「食の楽しみ」~美味しく魅せる~

「食の楽しみ」~美味しく魅せる~

食の環境を整えると、食べる楽しみは増える

 私たちは毎日何気なく食事をしていますが、料理そのものだけでなく、周囲の環境や気分によって「美味しさの感じ方」は大きく変わります。見た目、香り、雰囲気、誰と食べるか、五感と心の状態が深く関わっています。食べ物にだけ気を配るのではなく、食の環境を整えることが、より豊かな食事につながるのです。では、どのように環境を整えればよいのでしょうか。

食べ手の心理を考えながらお話ししていきます。

食べたい気持ちを引き出す流れ

 食欲が湧かない人に、無理やり食べさせようとは思いませんね。まずはその人の心や体の状態に寄り添ってきっかけを少しずつ作っていくのではないでしょうか。

 人が食べたいと思って行動する(食べる)までには、一連の心理的プロセスがあります。このプロセスは、店舗等でお客様が商品を見て「これ、食べてみよう」と手にして購入するまでのプロセスとよく似ています。このプロセスを意識して、ちょっとした演出や言葉がけをすることで、自然と「食べたい」という気持ちが引き打出されます。

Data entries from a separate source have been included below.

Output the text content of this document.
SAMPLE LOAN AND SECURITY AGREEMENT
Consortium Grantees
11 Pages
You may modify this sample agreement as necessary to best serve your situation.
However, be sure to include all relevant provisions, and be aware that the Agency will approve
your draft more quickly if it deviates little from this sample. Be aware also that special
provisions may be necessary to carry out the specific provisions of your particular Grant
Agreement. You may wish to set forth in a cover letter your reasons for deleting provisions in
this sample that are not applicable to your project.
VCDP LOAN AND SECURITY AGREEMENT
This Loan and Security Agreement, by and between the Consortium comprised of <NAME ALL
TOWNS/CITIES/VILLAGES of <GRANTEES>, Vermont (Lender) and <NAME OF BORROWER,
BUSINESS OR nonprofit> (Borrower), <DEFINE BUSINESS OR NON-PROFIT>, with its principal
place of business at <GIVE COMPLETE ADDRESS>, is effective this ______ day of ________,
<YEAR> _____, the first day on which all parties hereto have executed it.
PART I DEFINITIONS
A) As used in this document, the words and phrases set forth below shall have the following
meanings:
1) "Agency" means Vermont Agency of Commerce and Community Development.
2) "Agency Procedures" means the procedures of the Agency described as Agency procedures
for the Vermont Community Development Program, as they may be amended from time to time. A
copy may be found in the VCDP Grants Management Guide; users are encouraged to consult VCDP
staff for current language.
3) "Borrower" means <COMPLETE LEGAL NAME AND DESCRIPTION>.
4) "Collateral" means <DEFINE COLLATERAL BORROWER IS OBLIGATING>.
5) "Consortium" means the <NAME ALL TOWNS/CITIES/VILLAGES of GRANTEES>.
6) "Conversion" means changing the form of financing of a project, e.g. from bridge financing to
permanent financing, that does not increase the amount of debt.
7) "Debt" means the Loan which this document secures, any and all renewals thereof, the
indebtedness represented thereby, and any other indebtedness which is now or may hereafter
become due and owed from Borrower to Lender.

  1. 刺激:見た目、香り、音などの五感で情報を受け取る
  2. 連想・記憶:過去の体験や感情と結びつける
    例:夏と言えば冷やし中華、あの香り、屋台で食べたあの焼きいかの臭いに似ている等
  3. 働きかけ:視覚的な魅力(盛り付けなど)や言葉がけ、文字による提案
  4. 欲求の高まり:心理的、身体的に食べたいという気持ちが強まる
  5. 食べる (口にする)

食べたいなと思わせる働きかけ

 今お話した一連のプロセスの中でも、働きかけが重要です。見た目、文字、言葉で表現していくなどの工夫によって食の楽しみを膨らませて、心理的に働きかけていきます。

 人が美味しそう、食べたいなと感じるための重要なポイントは大きく分けて、視覚、嗅覚、情報、個人的経験の4つが重要です。これらの要素を複合的に表現していくことで、食べたいなという強い欲求を抱くようになります。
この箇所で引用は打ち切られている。